Chapitre 209

« Prépare la voiture, je sors dans quelques minutes. Tu viens avec moi au poste de police… Hmm, trouve quelqu’un qui peut conduire pour nous accompagner… Je ne veux plus être ton chauffeur. » J’ai souri.

Je me suis dirigé tranquillement vers l'entrée de l'atelier de réparation. Tout le monde était là, vêtu de sa tenue de travail comme d'habitude, mais comme il n'y avait rien à faire, ils étaient tous assis là à fumer et à bavarder. En me voyant arriver, ils se sont tous rassemblés autour de moi : « Frère Wu... combien de temps allons-nous encore devoir supporter ça... ? »

Je n'ai pas répondu à cette question ; je suis simplement resté planté devant la porte vide et j'ai demandé : « Qu'est-ce qui ne va pas ? Pas de clients ? »

« Quelle blague ! Avec tout ce qui vient de se passer, seul un fantôme viendrait ici faire réparer sa voiture ! » soupira l'un des gars, impuissant.

À peine avait-il fini de parler qu'une berline noire s'arrêta devant la porte, et un homme en sortit en riant bruyamment : « Il y a quelqu'un ? J'ai besoin de réparer votre voiture ! »

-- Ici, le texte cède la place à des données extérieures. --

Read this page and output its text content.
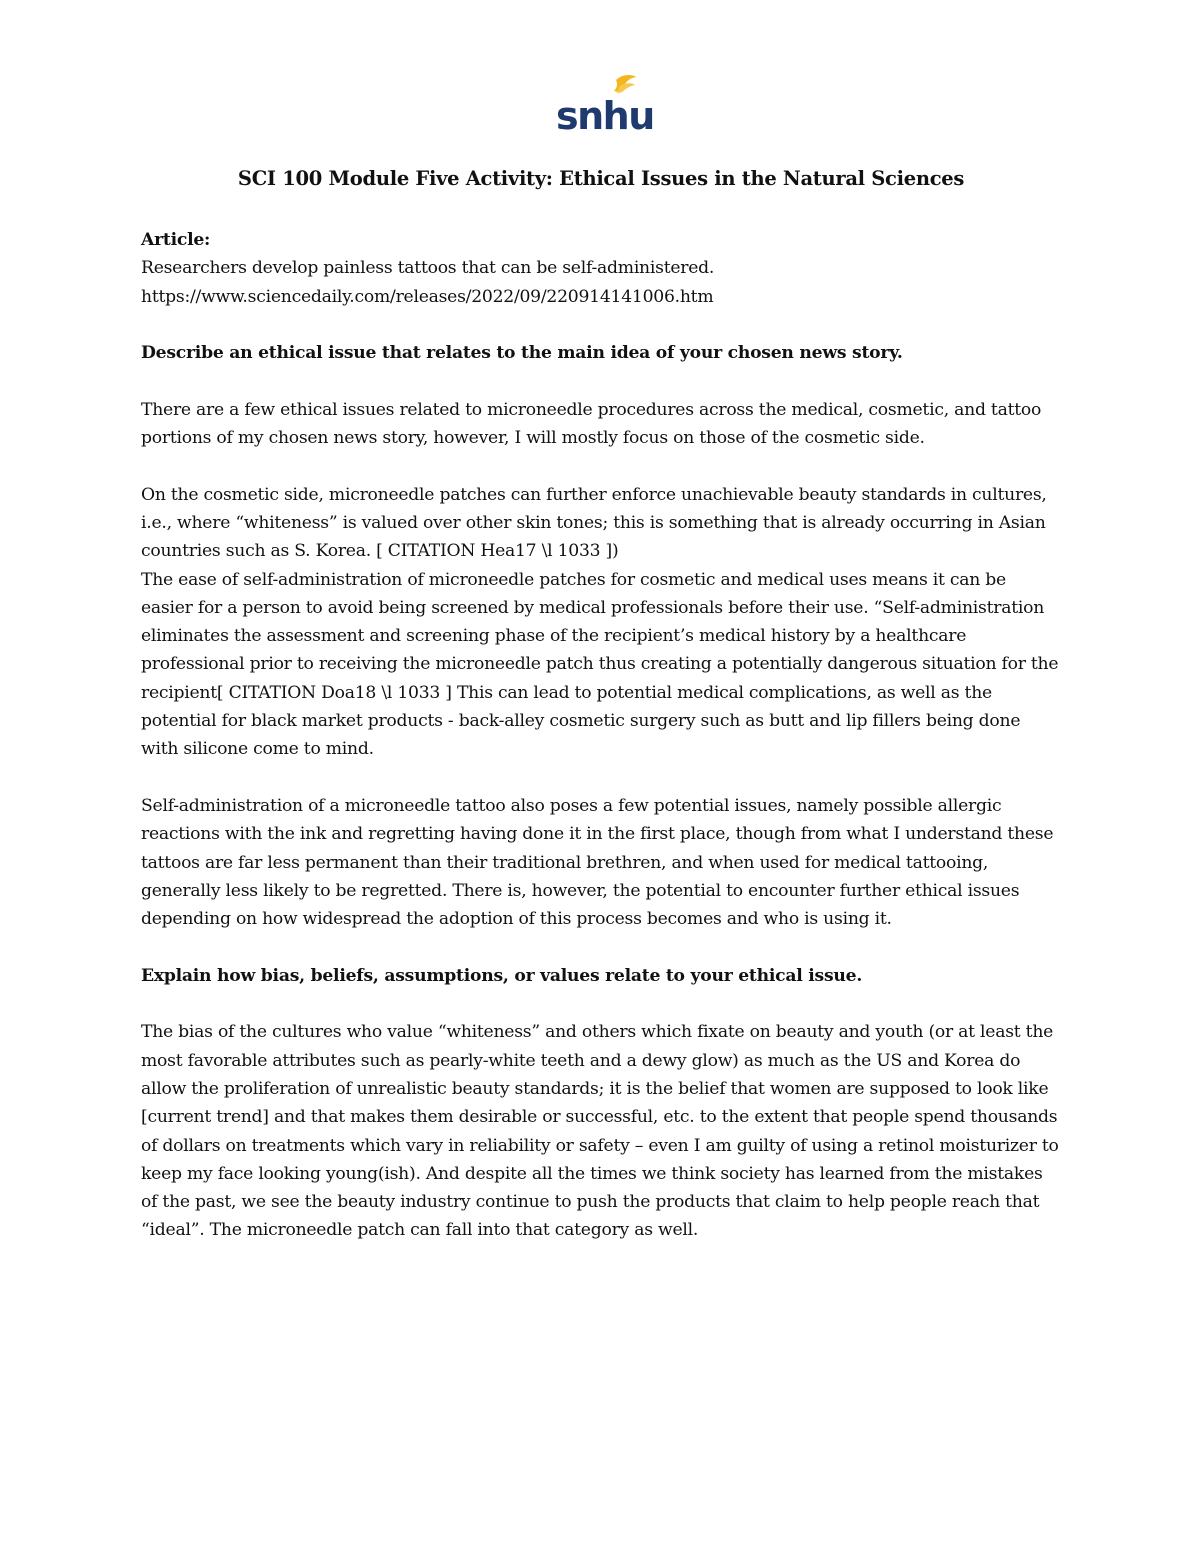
snhu
SCI 100 Module Five Activity: Ethical Issues in the Natural Sciences

Article:

Researchers develop painless tattoos that can be self-administered.

https://www.sciencedaily.com/releases/2022/09/220914141006.htm

Describe an ethical issue that relates to the main idea of your chosen news story.

There are a few ethical issues related to microneedle procedures across the medical, cosmetic, and tattoo portions of my chosen news story, however, I will mostly focus on those of the cosmetic side.

On the cosmetic side, microneedle patches can further enforce unachievable beauty standards in cultures, i.e., where “whiteness” is valued over other skin tones; this is something that is already occurring in Asian countries such as S. Korea. [ CITATION Hea17 \l 1033 ])

The ease of self-administration of microneedle patches for cosmetic and medical uses means it can be easier for a person to avoid being screened by medical professionals before their use. “Self-administration eliminates the assessment and screening phase of the recipient’s medical history by a healthcare professional prior to receiving the microneedle patch thus creating a potentially dangerous situation for the recipient[ CITATION Doa18 \l 1033 ] This can lead to potential medical complications, as well as the potential for black market products - back-alley cosmetic surgery such as butt and lip fillers being done with silicone come to mind.

Self-administration of a microneedle tattoo also poses a few potential issues, namely possible allergic reactions with the ink and regretting having done it in the first place, though from what I understand these tattoos are far less permanent than their traditional brethren, and when used for medical tattooing, generally less likely to be regretted. There is, however, the potential to encounter further ethical issues depending on how widespread the adoption of this process becomes and who is using it.

Explain how bias, beliefs, assumptions, or values relate to your ethical issue.

The bias of the cultures who value “whiteness” and others which fixate on beauty and youth (or at least the most favorable attributes such as pearly-white teeth and a dewy glow) as much as the US and Korea do allow the proliferation of unrealistic beauty standards; it is the belief that women are supposed to look like [current trend] and that makes them desirable or successful, etc. to the extent that people spend thousands of dollars on treatments which vary in reliability or safety – even I am guilty of using a retinol moisturizer to keep my face looking young(ish). And despite all the times we think society has learned from the mistakes of the past, we see the beauty industry continue to push the products that claim to help people reach that “ideal”. The microneedle patch can fall into that category as well.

Les cheveux longs flottant au vent, les yeux de phénix légèrement levés et un demi-sourire aux lèvres, elle se tenait calmement sur le seuil, me regardant, les mains jointes derrière le dos…

Qui d'autre que Yang Wei !

Je suis restée figée un instant, je me suis frotté les yeux vigoureusement pour m'assurer que je ne rêvais pas, puis j'ai bousculé les gens autour de moi et je me suis approchée en disant avec un sourire ironique : « Toi… c'est toi ? Qu'est-ce qui t'amène ici ? »

Derrière Yang Wei, le grand Hansen sortit de la voiture et se tint derrière elle, le visage froid et dur comme du granit, portant des lunettes de soleil.

Yang Wei m'a regardé, a souri et a dit : « Je me souviens t'avoir dit de m'appeler une fois que tu aurais atterri en toute sécurité... mais il semble que tu l'aies oublié... Puisque tu n'appelles pas, je vais devoir venir ici en personne pour te confronter. »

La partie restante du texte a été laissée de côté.